Get Your Biscuits in the Oven: The Domestic Side of Life at Starr Family Home

Ever wonder what a working kitchen from the 1880s would have looked like, what recipes might have been used, and who might have prepared them? Join us as we visit Starr Family Home State Historic Site for a step back in time. We’ll learn about the restoration of the Maplecroft kitchen, which took the room from a more modern-day style back to a full working 1880s kitchen.

We’ll also hear about former domestic staff and explore their relationships to the larger community, beyond their jobs at the Starr home. Many of the staff were considered friends of Ruth Starr Blake, the daughter of Frank and Clara Star who built Maplecroft in 1870.

Additionally, the presentation will highlight the extensive recipe collection left by the family and will introduce viewers to the large collection of 18th, 19th and early 20th century cookbooks held by Michigan State University as part of their Feeding America project. These cookbooks, 72 in all, are scanned and fully searchable for anyone that wants to cook like their great-grandmother! The program will be wrapped up by site staff who will explain why historic foodways programs are a great way to teach Texas history.

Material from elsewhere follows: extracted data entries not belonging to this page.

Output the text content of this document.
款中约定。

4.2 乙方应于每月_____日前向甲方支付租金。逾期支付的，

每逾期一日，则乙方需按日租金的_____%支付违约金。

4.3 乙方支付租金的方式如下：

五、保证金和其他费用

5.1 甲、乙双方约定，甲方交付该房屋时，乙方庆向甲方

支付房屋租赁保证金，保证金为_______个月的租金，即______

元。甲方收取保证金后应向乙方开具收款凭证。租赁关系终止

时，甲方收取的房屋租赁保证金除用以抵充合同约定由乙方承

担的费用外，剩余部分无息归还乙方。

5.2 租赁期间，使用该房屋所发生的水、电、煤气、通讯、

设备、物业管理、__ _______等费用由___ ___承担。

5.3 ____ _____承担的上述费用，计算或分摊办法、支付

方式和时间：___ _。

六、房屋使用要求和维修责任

Join site manager Barbara Judkins and other site staff for this fun romp through an 1880s kitchen! On January 16, 2024, Barbara will celebrate her 10th year with the agency as Site Manager at Starr Family Home State Historic Site in Marshall. She loves the beautiful site set against the backdrop of tall trees and green grass in a neighborhood full of historic homes. Barbara has been married to Kenneth for over thirty-five years, has two grown children, a wonderful son-in-law, and a grandchild arriving in the spring.  She loves a good book and spends as much time outside as possible, gardening and volunteering with the local chapter of the Texas Master Naturalists. Family always comes first, but her love of history and historical interpretation is a very close second. She considers it an honor to have been able to work in museums for over twenty-three years talking to guests about Texas and its very colorful past.